Parecía que se habían puesto de acuerdo con la vecina Laredo: todo el paseo marítimo estaba levantado en obras, reduciendo alarmantemente los espacios para aparcar.

-Esto está peor que hace unos años – no pude por menos de comentar.

Yo recordaba que entonces me costó más de media hora encontrar aparcamiento. Ahora, que no estaban disponibles los estacionamientos del paseo marítimo, la labor se iba a tornar ardua de todas veras. Seguimos tirando por la avenida de la Constitución, orillando los señoriales edificios modernistas que a principios del siglo XX levantaran los industriales que se enriquecieron con la explotación de las minas de Mioño y Ontón. Con resultados infructuosos y con los embotellamientos que las obras ocasionaban, seguimos remontando el paseo marítimo por medio del paseo de Ocharan Mazas, dejando al lado varios ostentosos complejos residenciales. De esta manera, llegamos hasta la confluencia con el alargado espigón transversal del muelle de don Luis, y torcimos por la ya más ancha calle de María Arbuto. Elevando nuestras plegarias al cielo, dimos con un sitio para aparcar junto al Centro Internacional de Encuentros Matemáticos, ubicado en un elegante palacete conocido como “La Residencia”. Nos encontrábamos a un pequeño trecho del núcleo central de la villa, y decidimos deshacer andando el camino que habíamos seguido en coche.

Enseguida nos plantamos en el paseo marítimo. Se observaba gran bullicio turístico en el muelle de don Luis, pues a su lado se extendía la playa de Brazomar, con su encantadora forma de media luna y sus arenas de color tostado. En la bóveda de nubes se advertían algunos despojos de sol. Y a lo lejos se vislumbraban las siluetas de la iglesia y el castillo, engullidas por la nubosa luminosidad del mediodía. Y más cerca, nos topamos con la palafítica construcción del Real Club Náutico, que a la legua olía a cubículo de ricachones. Todavía la marea no había subido, y entre las rocas engalanadas de algas oscuras se apreciaba el culebreo de los peces atrapados en los regatos.
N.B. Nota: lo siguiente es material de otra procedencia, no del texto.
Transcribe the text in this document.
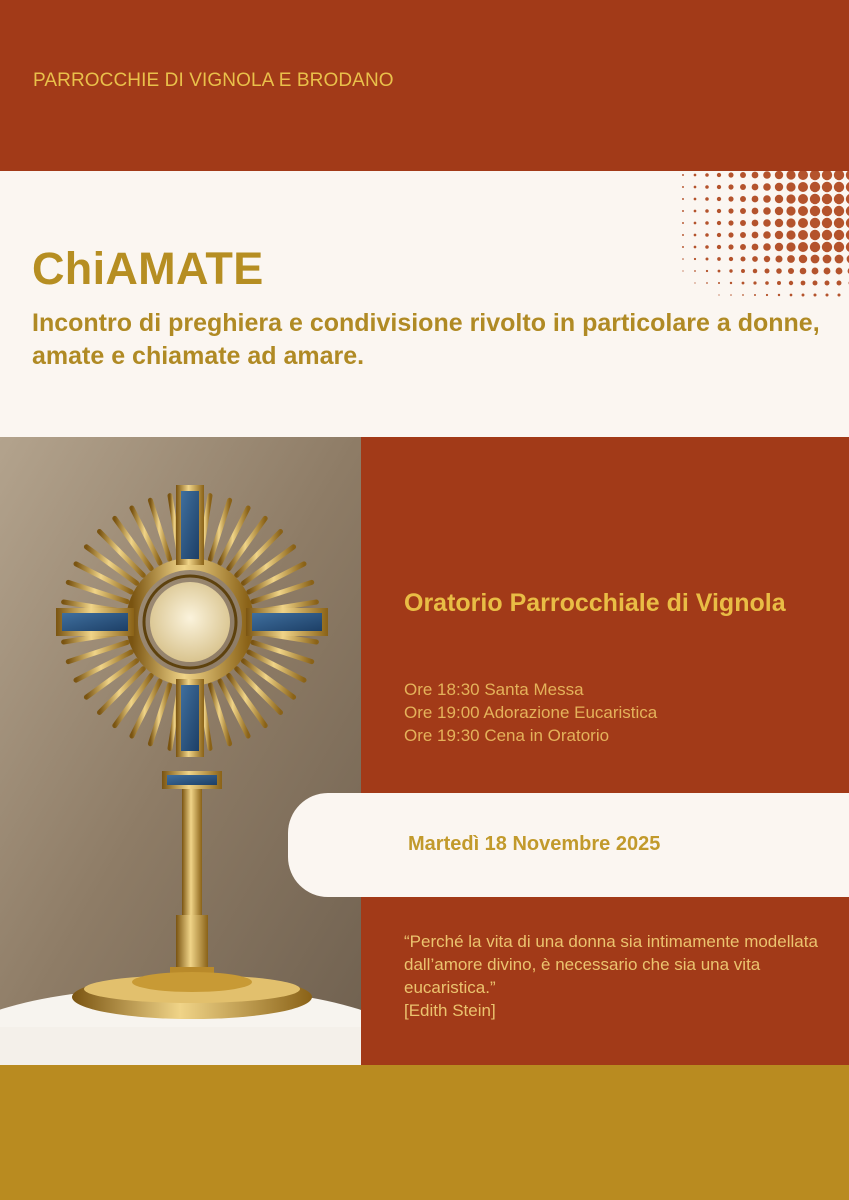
PARROCCHIE DI VIGNOLA E BRODANO
ChiAMATE
Incontro di preghiera e condivisione rivolto in particolare a donne, amate e chiamate ad amare.
Oratorio Parrocchiale di Vignola
Ore 18:30 Santa Messa
Ore 19:00 Adorazione Eucaristica
Ore 19:30 Cena in Oratorio
Martedì 18 Novembre 2025
“Perché la vita di una donna sia intimamente modellata dall’amore divino, è necessario che sia una vita eucaristica.”
[Edith Stein]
Llegando a las inmediaciones del parque de Amestoy, el paseo marítimo aparecía cortado por inmisericordes barreras de obras. Hubimos de desviarnos hacia la frontera plaza de los Jardines, en cuyo entorno había levantados puestos y tenderetes ambulantes en los que se mercadeaban bolsos, zapatos y artículos textiles. Observé la estatua de Ataúlfo Argenta, toda ella cagada de palomas. Había parroquianos y turistas en las terrazas de las cafeterías, alguno con el periódico en ristre, otros tomando el vermut con aceitunas que sirve de prólogo a la comida de mediodía. Ya eran casi las 13:00 horas, las ramas de los árboles respiraban el frescor de la lluvia de la pasada mañana y en el parquecillo infantil se dejaban ver algunas rodajas de sol. Por todo el perímetro de la calle de la Ronda, se alzaban edificios de fachadas señoriales con bellos miradores y galerías acristaladas, que serían igualmente bellos bajo los asedios de incontables galernas, tanto como cuando brillaran al sol las tímidas florecillas de los maceteros.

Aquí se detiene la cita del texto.